Step-by-Step: How to Make Chocolate-Covered Dates
1. Prepare the Dates
Start by lining a sheet pan with parchment paper. Take pitted dates (Medjool or Deglet Noor dates) and cut a slit down the middle of each, being careful not to slice all the way through.

2. Stuff and Freeze the Dates
Now comes the fun part—stuff the dates with pistachios and nut butter. Press a whole pistachio into the center of each date, then fill ½ teaspoon of almond butter into each date before gently closing it. Place the stuffed dates on the parchment-lined sheet pan and freeze for 15–20 minutes. This step firms up the filling, ensuring that the nut butter doesn’t seep out. It also makes it easier to dip them in chocolate.


3. Melt the Chocolate
To make the molten chocolate, add chopped chocolate or chocolate chips to a microwave-safe bowl. Heat in 30-second intervals, stirring in between, until smooth. If using a chocolate bar, break it into small pieces before melting

4. Coat the Stuffed Dates
Using two forks, or wooden tongs (this is how my son does it) to transfer the coated date into the melted chocolate, ensuring everything is covered in a smooth chocolate coating. Let the excess drip off before placing the chocolate-coated dates back onto the parchment-lined sheet pan. Make sure to leave space between each date (½-inch / 1-cm) to prevent them from sticking together as they set.


5. Sprinkle and Set
Before the chocolate sets/hardens, sprinkle with sea salt or crushed pistachios for extra crunch and visual contrast. Let the chocolate coating set at room temperature for a few minutes.


6. Freeze or Refrigerate
To harden the chocolate completely, place the dates in the freezer for at least an hour. If you want a softer texture, keep your dates in the fridge. For long-term storage, store chocolate-covered dates in an airtight container in the fridge for up to two weeks.

Serving and Storage
They’re best enjoyed chilled, straight out of the fridge or freezer. My son likes to eat them frozen–honestly, they taste like candy bars! To store, place the dates in an airtight container and keep them in the fridge for up to two weeks.
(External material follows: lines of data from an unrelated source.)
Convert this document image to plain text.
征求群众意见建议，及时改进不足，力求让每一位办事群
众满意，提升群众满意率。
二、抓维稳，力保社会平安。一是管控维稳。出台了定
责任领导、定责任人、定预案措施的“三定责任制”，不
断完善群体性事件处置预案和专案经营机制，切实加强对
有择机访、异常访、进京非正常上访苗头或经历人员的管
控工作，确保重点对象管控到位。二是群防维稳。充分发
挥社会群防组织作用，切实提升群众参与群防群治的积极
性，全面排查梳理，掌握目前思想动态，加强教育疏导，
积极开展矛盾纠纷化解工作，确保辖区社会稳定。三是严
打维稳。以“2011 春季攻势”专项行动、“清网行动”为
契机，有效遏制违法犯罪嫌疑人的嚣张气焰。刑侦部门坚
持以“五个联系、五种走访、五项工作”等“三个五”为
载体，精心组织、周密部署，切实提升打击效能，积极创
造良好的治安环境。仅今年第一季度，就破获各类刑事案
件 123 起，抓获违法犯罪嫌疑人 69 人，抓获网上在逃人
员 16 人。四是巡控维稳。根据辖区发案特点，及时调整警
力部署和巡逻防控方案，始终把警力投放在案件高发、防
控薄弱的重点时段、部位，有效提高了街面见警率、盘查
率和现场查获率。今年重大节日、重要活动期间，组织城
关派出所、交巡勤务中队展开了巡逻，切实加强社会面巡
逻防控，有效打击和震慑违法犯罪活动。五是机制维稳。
If you’re making them ahead, simply transfer the date to the fridge and allow the chocolate to set before freezing.
Chocolate Covered Dates
Ingredients
- 20 Medjool dates pitted
- 20 whole pistachios
- 3.5 oz (100g) dark chocolate, melted
- Flaky sea salt such as Maldon, for sprinkling
- ¼ cup (4Tbsp) almond butter
Instructions
- Line a tray with parchment paper.
- Slice each pitted date lengthwise to remove the pit, keeping the date intact.
- Press a whole pistachio into the center of each date, then spoon ½ teaspoon of almond butter on top before gently closing the date.
- Arrange the stuffed dates on the tray and freeze for 15–20 minutes to firm up the filling.
- Meanwhile, melt the dark chocolate using a double boiler or microwave in 30-second intervals, stirring between each, until smooth.
- Using two forks or wooden tongs, dip each chilled date into the melted chocolate, ensuring a smooth, even coating. Let the excess chocolate drip off before placing the coated dates back onto the tray, leaving space (½-inch / 1-cm) between each one. While the chocolate is still wet, sprinkle with flaky sea salt or crushed pistachios.
- For a firm, candy-like texture, freeze the dates for at least an hour or overnight; for a softer bite, refrigerate instead. Enjoy straight from the fridge or freezer.